At the time, the Academic Staff Union of Universities (ASUU) took a stand, calling out the Integrated Personnel and Payroll Information System (IPPIS) as a tool not just of centralised inefficiency but of systemic fraud. ASUU warned that NELFUND—the student loan scheme—would become another bureaucratic pipeline for elite looting, cloaked in the language of reform, more precisely, “yaren #AljanunKasuwa.”
Rather than evaluating these claims on their merit, many Nigerians—conditioned by years of anti-intellectual sentiment and post-truth narratives promoted by selfish individuals—opted for ridicule. The Union was caricatured. Academics were mocked. The structural concerns we raised were reduced to memes and hashtags. Truth, in a nation fatigued by cynicism, became optional.
Now, the facts speak—loudly.
Today, Daily Trust reported that at least N71.2 billion out of the N100 billion disbursed for student loans has been diverted, quoting the Independent Corrupt Practices and Other Related Offences Commission (ICPC). The funds, meant to support students from low-income families, allegedly vanished under the supervision of university managements entrusted with disbursement.
The consequences are neither abstract nor distant. Across the country, thousands of students from struggling households have been forced to drop out—not for lack of intelligence, but for lack of money. This is not just a policy failure; it is a moral catastrophe.
We must now ask: how many times must a warning be proven right before a nation listens?
This moment requires more than outrage. It demands systemic reckoning. Nigeria’s ruling class has long treated education as a site of extraction, not development. Every “reform” that bypasses stakeholder consensus—especially that of academic unions—has predictably produced a Frankenstein: IPPIS, UTAS controversies, NELFUND, and now this alleged heist.
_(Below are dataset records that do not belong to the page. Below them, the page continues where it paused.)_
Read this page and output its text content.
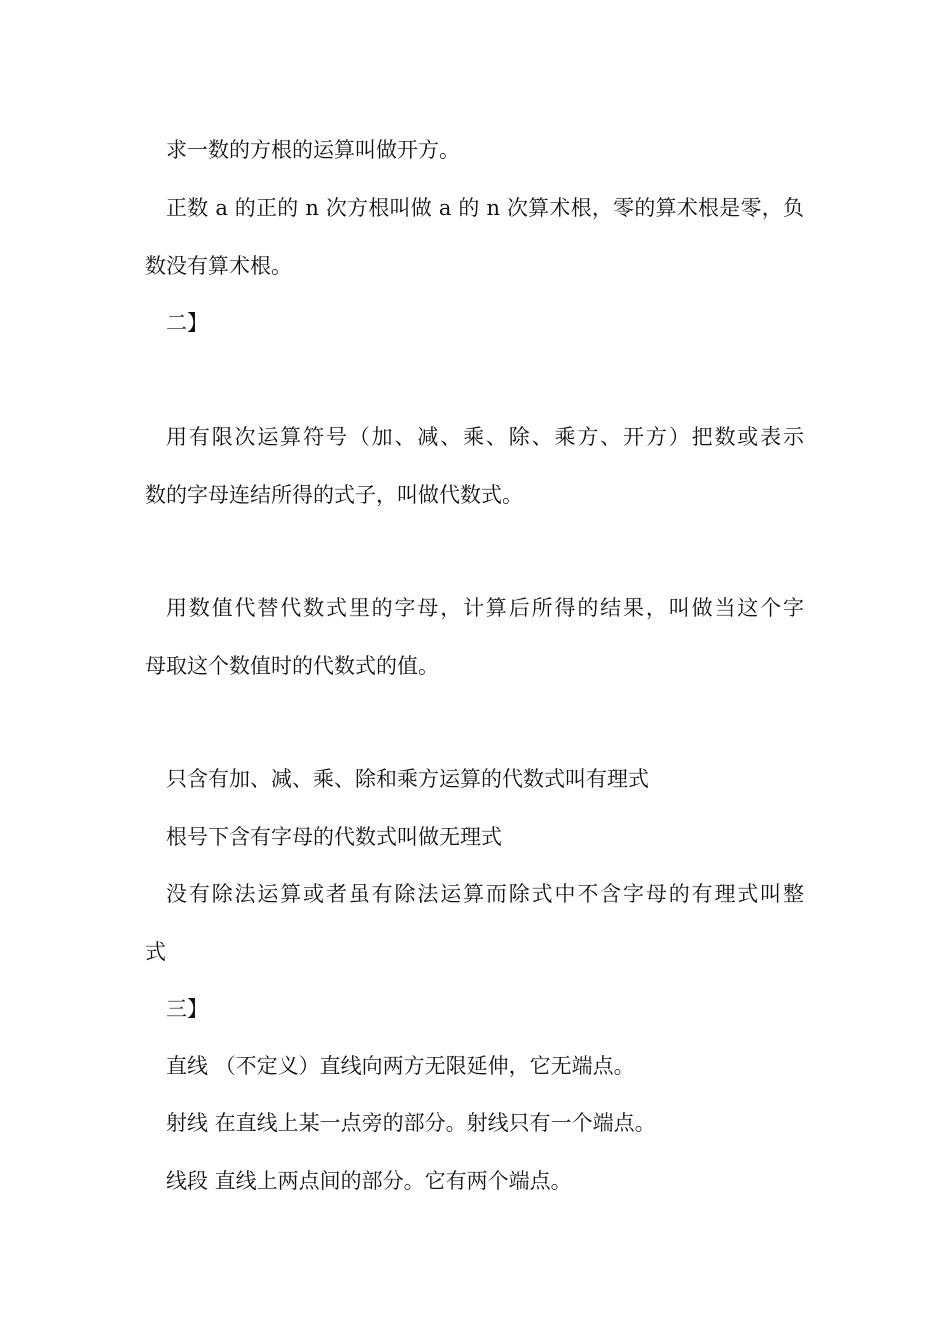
求一数的方根的运算叫做开方。
正数 a 的正的 n 次方根叫做 a 的 n 次算术根，零的算术根是零，负
数没有算术根。
二】
用有限次运算符号（加、减、乘、除、乘方、开方）把数或表示
数的字母连结所得的式子，叫做代数式。
用数值代替代数式里的字母，计算后所得的结果，叫做当这个字
母取这个数值时的代数式的值。
只含有加、减、乘、除和乘方运算的代数式叫有理式
根号下含有字母的代数式叫做无理式
没有除法运算或者虽有除法运算而除式中不含字母的有理式叫整
式
三】
直线 （不定义）直线向两方无限延伸，它无端点。
射线 在直线上某一点旁的部分。射线只有一个端点。
线段 直线上两点间的部分。它有两个端点。
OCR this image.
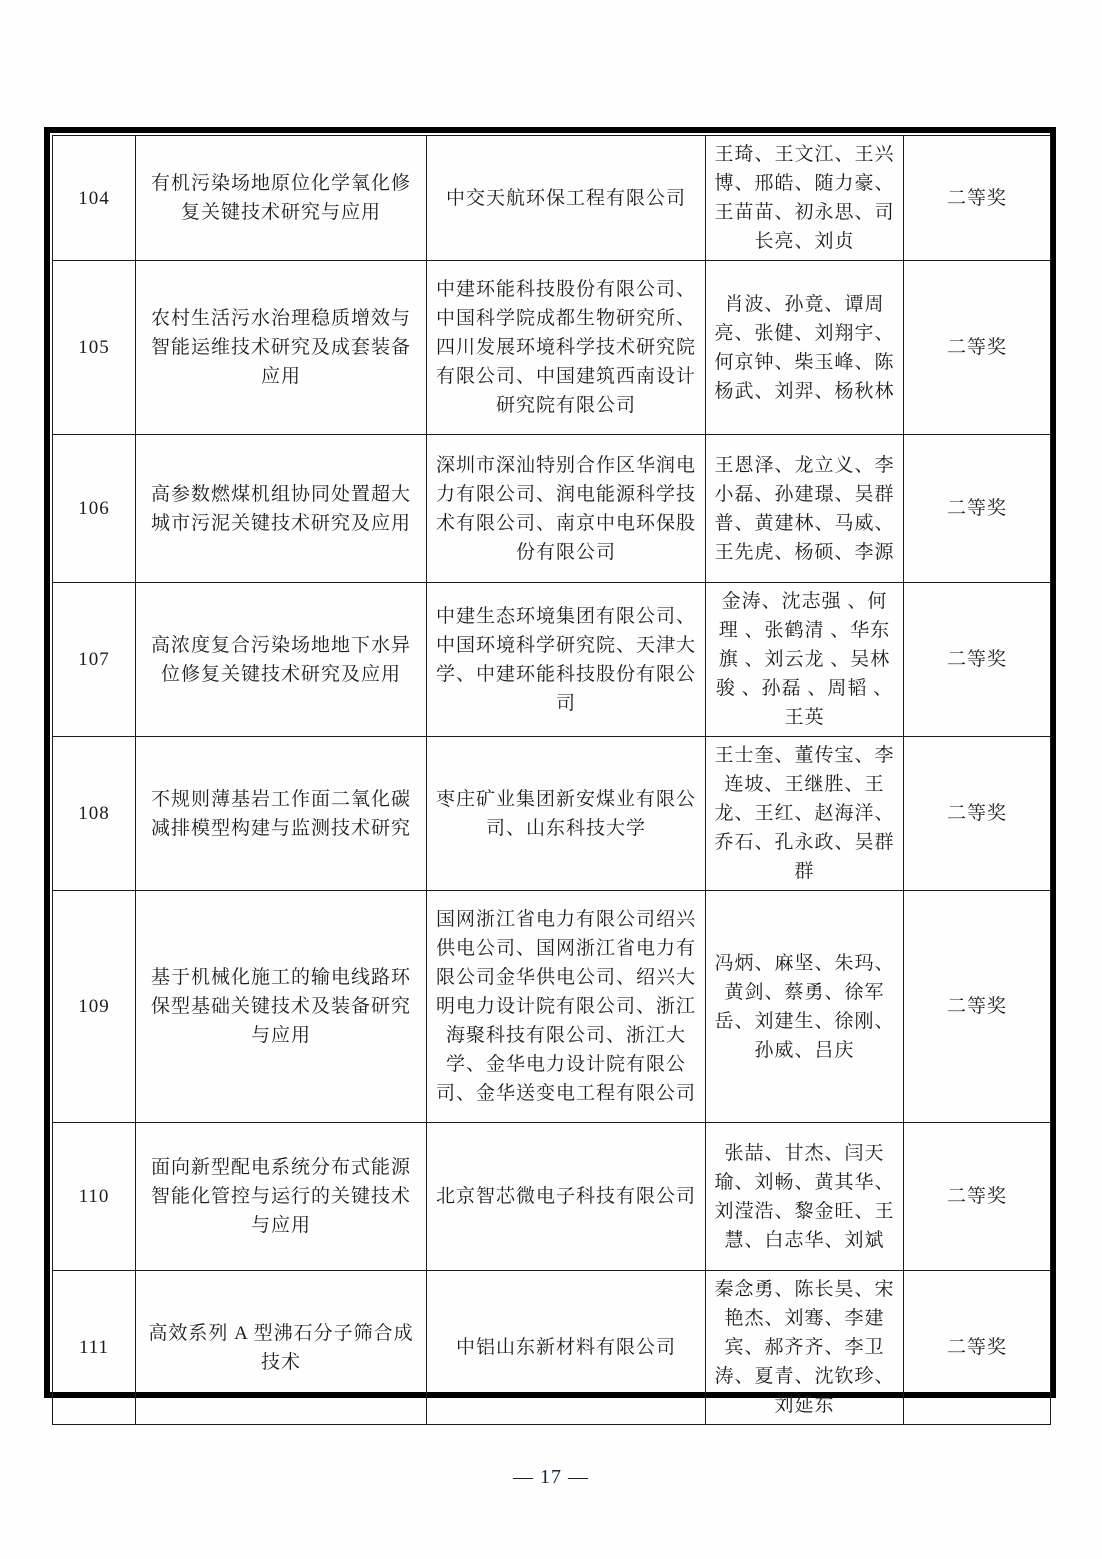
104	有机污染场地原位化学氧化修复关键技术研究与应用	中交天航环保工程有限公司	王琦、王文江、王兴博、邢皓、随力豪、王苗苗、初永思、司长亮、刘贞	二等奖
105	农村生活污水治理稳质增效与智能运维技术研究及成套装备应用	中建环能科技股份有限公司、中国科学院成都生物研究所、四川发展环境科学技术研究院有限公司、中国建筑西南设计研究院有限公司	肖波、孙竟、谭周亮、张健、刘翔宇、何京钟、柴玉峰、陈杨武、刘羿、杨秋林	二等奖
106	高参数燃煤机组协同处置超大城市污泥关键技术研究及应用	深圳市深汕特别合作区华润电力有限公司、润电能源科学技术有限公司、南京中电环保股份有限公司	王恩泽、龙立义、李小磊、孙建璟、吴群普、黄建林、马威、王先虎、杨硕、李源	二等奖
107	高浓度复合污染场地地下水异位修复关键技术研究及应用	中建生态环境集团有限公司、中国环境科学研究院、天津大学、中建环能科技股份有限公司	金涛、沈志强 、何理 、张鹤清 、华东旗 、刘云龙 、吴林骏 、孙磊 、周韬 、王英	二等奖
108	不规则薄基岩工作面二氧化碳减排模型构建与监测技术研究	枣庄矿业集团新安煤业有限公司、山东科技大学	王士奎、董传宝、李连坡、王继胜、王龙、王红、赵海洋、乔石、孔永政、吴群群	二等奖
109	基于机械化施工的输电线路环保型基础关键技术及装备研究与应用	国网浙江省电力有限公司绍兴供电公司、国网浙江省电力有限公司金华供电公司、绍兴大明电力设计院有限公司、浙江海聚科技有限公司、浙江大学、金华电力设计院有限公司、金华送变电工程有限公司	冯炳、麻坚、朱玛、黄剑、蔡勇、徐军岳、刘建生、徐刚、孙威、吕庆	二等奖
110	面向新型配电系统分布式能源智能化管控与运行的关键技术与应用	北京智芯微电子科技有限公司	张喆、甘杰、闫天瑜、刘畅、黄其华、刘滢浩、黎金旺、王慧、白志华、刘斌	二等奖
111	高效系列 A 型沸石分子筛合成技术	中铝山东新材料有限公司	秦念勇、陈长昊、宋艳杰、刘骞、李建宾、郝齐齐、李卫涛、夏青、沈钦珍、刘延东	二等奖
— 17 —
The post-truth age thrives where memory is short, history is denied, and expertise is mocked. But facts, like debts, don’t disappear—they compound. And now, we’re paying interest.
It is time for a sober national conversation on how we fund, govern, and protect higher education. There is no shortcut. If we want competent doctors, engineers, teachers, and administrators in the next decade, we must treat education as a public good—not a political transaction.
ASUU may not be perfect. No union is. But when it rings the alarm—again and again—we ignore it at our collective peril. For a country desperate for progress, perhaps the most dangerous thing we can do is mock the people trying to tell the truth.